Figure 4. Fluorescence intensity growth rate (F - F₀)/F₀ of CA NPs and CA-B NPs for detecting AChE activity and fluorescence inhibition rate (F - F₁)/F for detecting triazophos. (a) Detection of AChE activity (0, 0.5, 1, 5, 10, 25, 50, 100, 200, 300, 400, 500 and 1000 U/L) using CA NPs; Linear relationships between AChE activity [(b) 0.5–50 U/L and (c) 50–500 U/L] and CA NPs; (d) Detection of AChE activity (0, 0.5, 1, 5, 10, 25, 50, 100, 200, 300, 400, 500 and 1000 U/L) using CA-B NPs; Linear relationships between AChE activity [(e) 0.5–50 U/L and (f) 50–500 U/L] and CA-B NPs; (g) Schematic illustration of OPs residue detection via enzyme inhibition using CA-B NPs; (h) Detection of triazophos (0, 0.0075, 0.01, 0.05, 0.075, 0.1, 0.5, 0.75 and 1 μg/mL) using CA-B NPs sensor; (i) Optimized linear relationship of triazophos detection using CA-B NPs. All error bars represent standard deviations based on three parallel measurements.

Subsequently, the CA-B NPs system was evaluated for AChE activity detection. The changes in the average fluorescence intensity (Supplementary Figure S5a) and average hydrodynamic particle size (Supplementary Figure S5b) of CA-B NPs were negligible within a week, confirming the stability of CA-B NPs in Tris-HCl buffer solution. In addition, the stability being stored for 1 week under different temperature and humidity conditions were shown in Supplementary Figures S5c-e. Similar dual-linear behaviors were observed within the AChE concentration range of 0.5–500 U/L: (1) In the range of 0.5–50 U/L, a strong linear relationship was obtained, fitted by the equation: Y = 0.7818X + 2.3453, with R² = 0.9947, where X = AChE (U/L) and Y = GR (Figure 4e). The calculated LOD in this system was 0.17 U/L. (2) Within the 50–500 U/L range, logarithmic conversion of AChE concentration again revealed a good linear correlation: Y = 118.78X – 163.18, with R² = 0.9955, where X = lg [AChE (U/L)] and Y = GR (Figure 4f). Importantly, when AChE concentration exceeded 500 U/L and increased up to 1000 U/L, the GR value remained nearly unchanged (Figure 4d), indicating that the fluorescence signal had reached a saturation point. This observation confirms that 500 U/L can be selected as the optimal AChE concentration for the inhibition-based detection of organophosphate pesticides, such as triazophos and chlorpyrifos, ensuring stable and reproducible sensing performance. Besides, the CA-B NPs was compared with the previous works (Supplementary Table S1). From the table, it was observed that the CA-B NPs behaved comparable results (LOD and linear range) with other reported methods, revealing its superior performance in AChE determination.

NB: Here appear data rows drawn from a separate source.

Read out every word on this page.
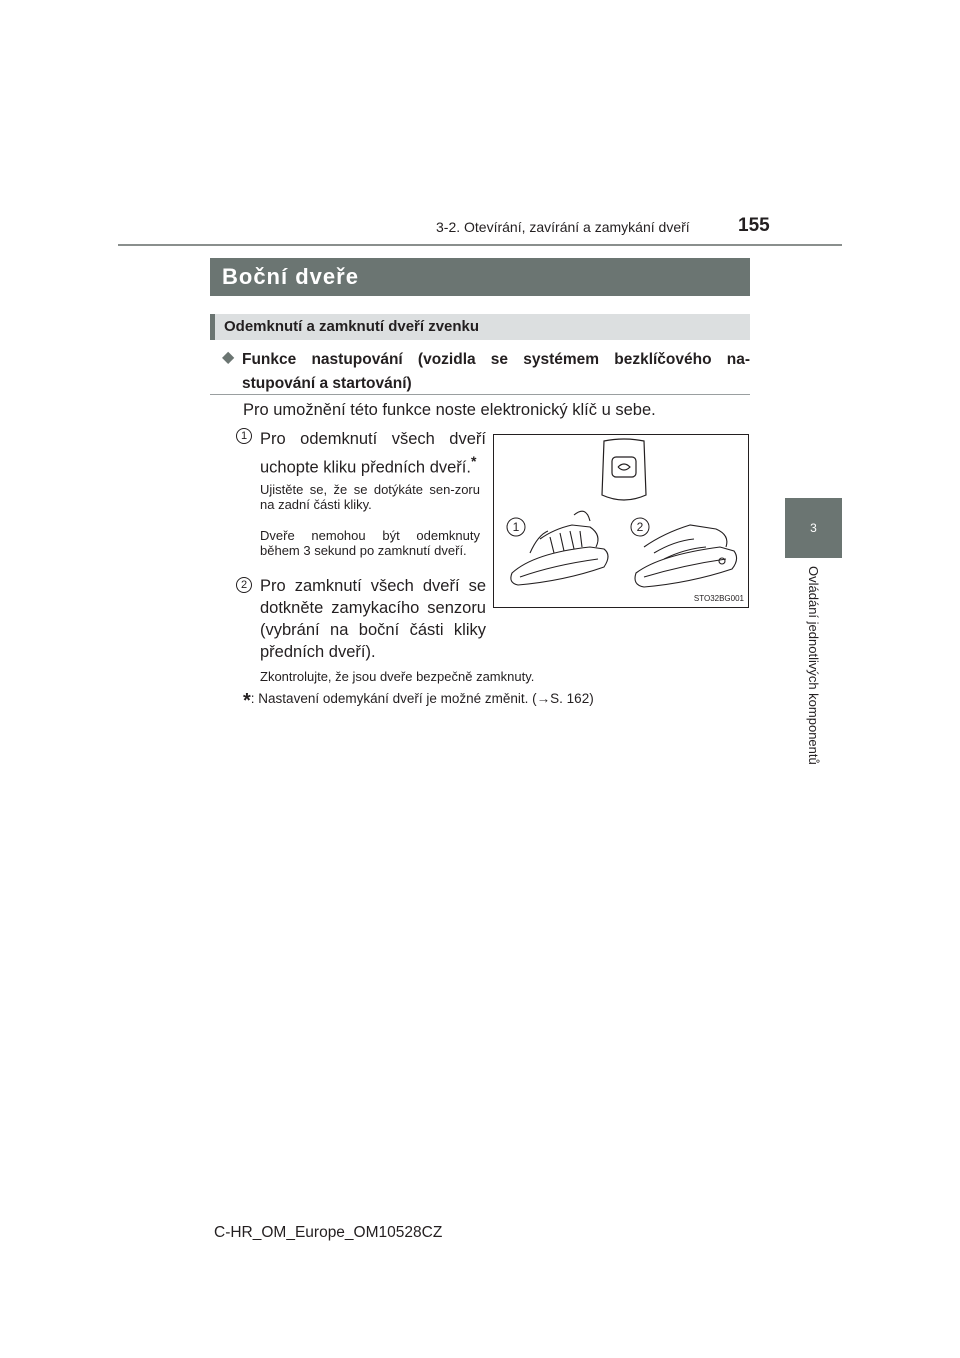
3-2. Otevírání, zavírání a zamykání dveří	155
3
Ovládání jednotlivých komponentů
Boční dveře
Odemknutí a zamknutí dveří zvenku
◆ Funkce nastupování (vozidla se systémem bezklíčového na-stupování a startování)
Pro umožnění této funkce noste elektronický klíč u sebe.
1 Pro odemknutí všech dveří
uchopte kliku předních dveří.*
Ujistěte se, že se dotýkáte sen-zoru na zadní části kliky.
Dveře nemohou být odemknuty během 3 sekund po zamknutí dveří.
2 Pro zamknutí všech dveří se dotkněte zamykacího senzoru (vybrání na boční části kliky předních dveří).
Zkontrolujte, že jsou dveře bezpečně zamknuty.
1	2
STO32BG001
*: Nastavení odemykání dveří je možné změnit. (→S. 162)
C-HR_OM_Europe_OM10528CZ
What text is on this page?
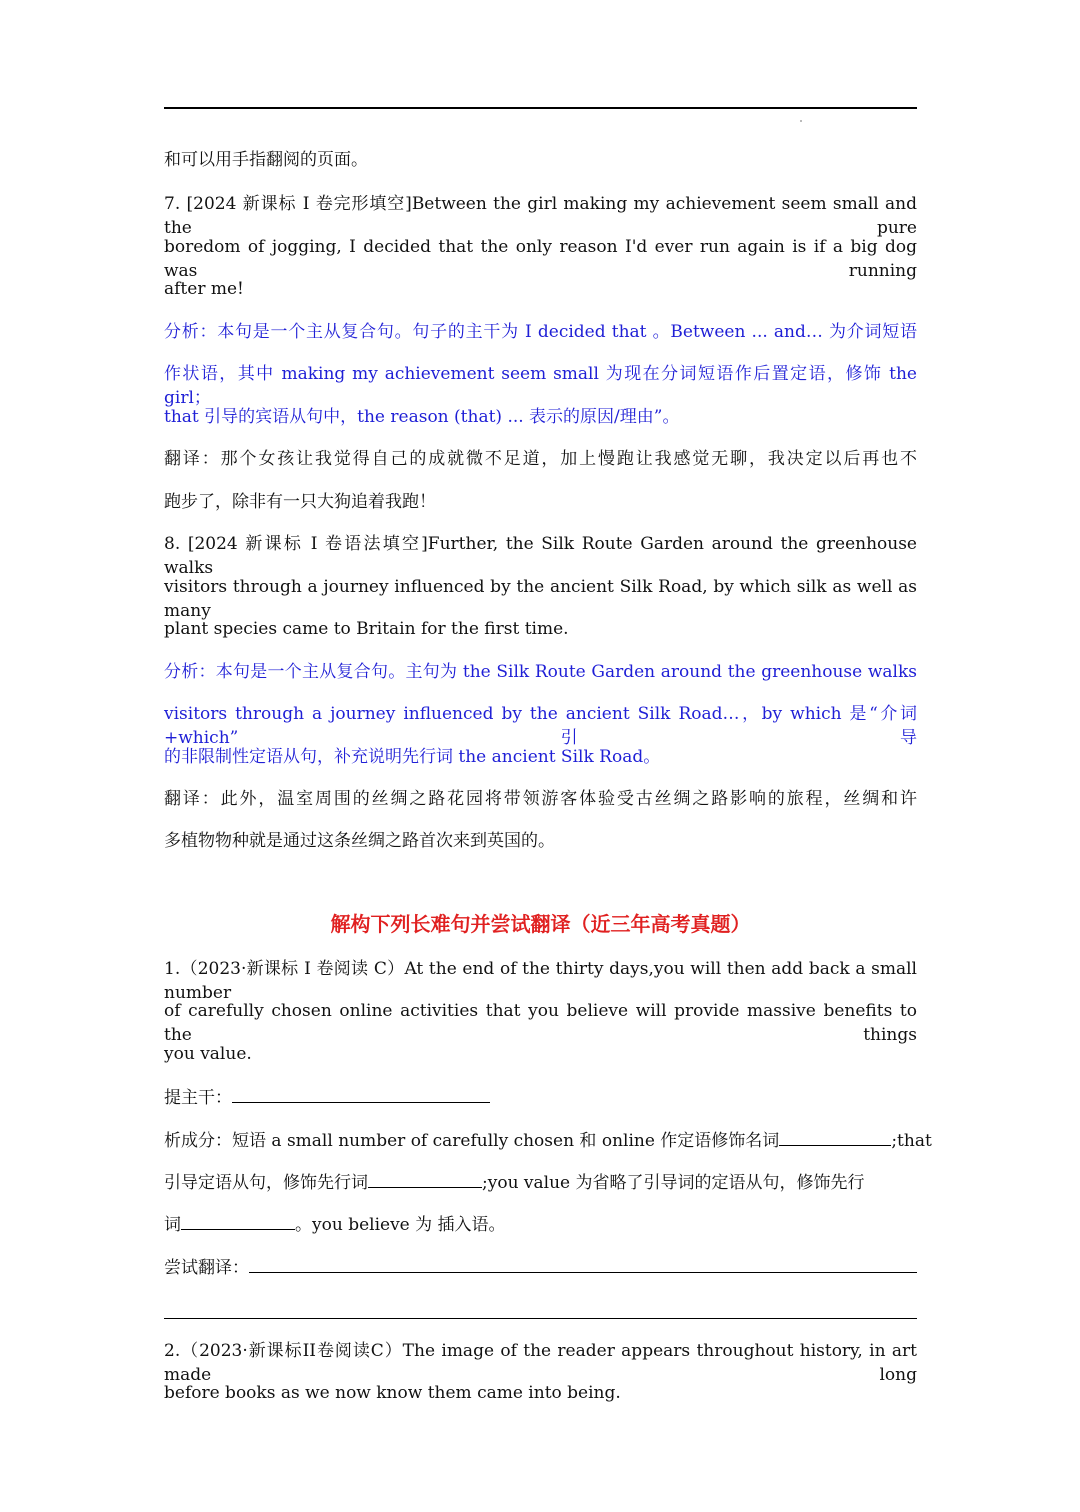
和可以用手指翻阅的页面。
7. [2024 新课标 I 卷完形填空]Between the girl making my achievement seem small and the pure
boredom of jogging, I decided that the only reason I'd ever run again is if a big dog was running
after me!
分析：本句是一个主从复合句。句子的主干为 I decided that 。Between ... and… 为介词短语
作状语，其中 making my achievement seem small 为现在分词短语作后置定语，修饰 the girl；
that 引导的宾语从句中，the reason (that) ... 表示的原因/理由”。
翻译：那个女孩让我觉得自己的成就微不足道，加上慢跑让我感觉无聊，我决定以后再也不
跑步了，除非有一只大狗追着我跑！
8. [2024 新课标 I 卷语法填空]Further, the Silk Route Garden around the greenhouse walks
visitors through a journey influenced by the ancient Silk Road, by which silk as well as many
plant species came to Britain for the first time.
分析：本句是一个主从复合句。主句为 the Silk Route Garden around the greenhouse walks
visitors through a journey influenced by the ancient Silk Road…，by which 是“介词+which”引导
的非限制性定语从句，补充说明先行词 the ancient Silk Road。
翻译：此外，温室周围的丝绸之路花园将带领游客体验受古丝绸之路影响的旅程，丝绸和许
多植物物种就是通过这条丝绸之路首次来到英国的。
解构下列长难句并尝试翻译（近三年高考真题）
1.（2023·新课标 I 卷阅读 C）At the end of the thirty days,you will then add back a small number
of carefully chosen online activities that you believe will provide massive benefits to the things
you value.
提主干：
析成分：短语 a small number of carefully chosen 和 online 作定语修饰名词	;that
引导定语从句，修饰先行词	;you value 为省略了引导词的定语从句，修饰先行
词	。you believe 为 插入语。
尝试翻译：
2.（2023·新课标II卷阅读C）The image of the reader appears throughout history, in art made long
before books as we now know them came into being.
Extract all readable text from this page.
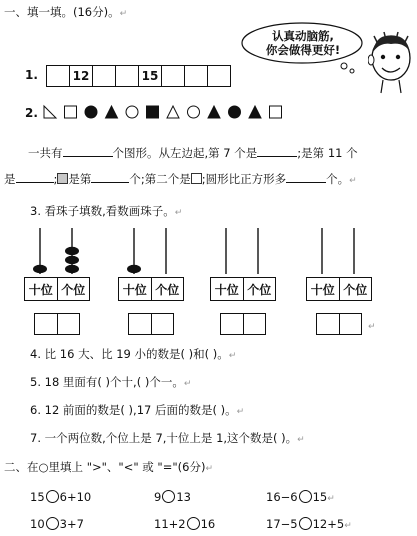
一、填一填。(16分)。↵
认真动脑筋,
你会做得更好!
1.	12	15
2.
一共有	个图形。从左边起,第 7 个是	;是第 11 个
是	; 是第	个;第二个是 ;圆形比正方形多	个。↵
3. 看珠子填数,看数画珠子。↵
十位 个位	十位 个位	十位 个位	十位 个位
↵
4. 比 16 大、比 19 小的数是( )和( )。↵
5. 18 里面有( )个十,( )个一。↵
6. 12 前面的数是( ),17 后面的数是( )。↵
7. 一个两位数,个位上是 7,十位上是 1,这个数是( )。↵
二、在○里填上 ">"、"<" 或 "="(6分)↵
15 6+10	9 13	16−6 15↵
10 3+7	11+2 16	17−5 12+5↵
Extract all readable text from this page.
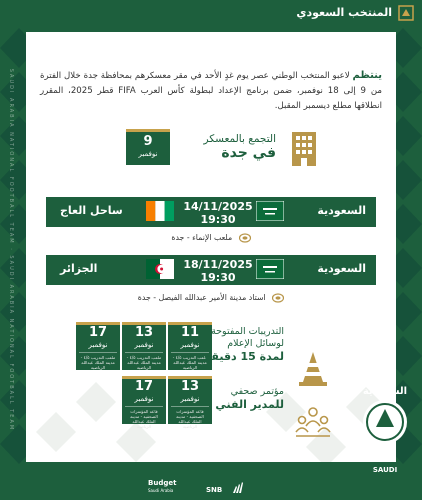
SAUDI ARABIA NATIONAL FOOTBALL TEAM · SAUDI ARABIA NATIONAL FOOTBALL TEAM
المنتخب السعودي

ينتظم لاعبو المنتخب الوطني عصر يوم غدٍ الأحد في مقر معسكرهم بمحافظة جدة خلال الفترة من 9 إلى 18 نوفمبر، ضمن برنامج الإعداد لبطولة كأس العرب FIFA قطر 2025، المقرر انطلاقها مطلع ديسمبر المقبل.

9
نوفمبر
التجمع بالمعسكر
في جدة
السعودية
14/11/2025
19:30
ساحل العاج
ملعب الإنماء - جدة
السعودية
18/11/2025
19:30
الجزائر
استاد مدينة الأمير عبدالله الفيصل - جدة
17
نوفمبر
ملعب التدريب ٤/٥ - مدينة الملك عبدالله الرياضية
13
نوفمبر
ملعب التدريب ٤/٥ - مدينة الملك عبدالله الرياضية
11
نوفمبر
ملعب التدريب ٤/٥ - مدينة الملك عبدالله الرياضية
التدريبات المفتوحة
لوسائل الإعلام
لمدة 15 دقيقة
17
نوفمبر
قاعة المؤتمرات الصحفية - مدينة الملك عبدالله الرياضية
13
نوفمبر
قاعة المؤتمرات الصحفية - مدينة الملك عبدالله الرياضية
مؤتمر صحفي
للمدير الفني
السعودية
SAUDI
Budget
Saudi Arabia	SNB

3.5 Detection of triazophos and chlorpyrifos using CA-B NPs and real sample analysis

To demonstrate the enzymes-mediated CA-B NPs in biochemical applications, the method was used to detect triazophos and chlorpyrifos. Under optimized assay conditions, a series of triazophos solutions at varying concentrations were tested using the CA-B NPs. The principle was shown in Figure 4g. As the concentration of triazophos increased, a continuous enhancement in the fluorescence inhibition signal was observed (Figure 4h). When transformed into logarithmic scale, the fluorescence response inhibition rate (IR) (%), defined as IR = (F–F₁)/F at 746 nm, exhibited a linear relationship with the logarithm of triazophos concentration. The resulting calibration equation was Y = 15.432X + 36.809, with a correlation coefficient R² = 0.9905, where X represented lg [triazophos (μg/mL)] and Y corresponded to IR (Figure 4i). The LOD was determined to be 4.1 ng/mL.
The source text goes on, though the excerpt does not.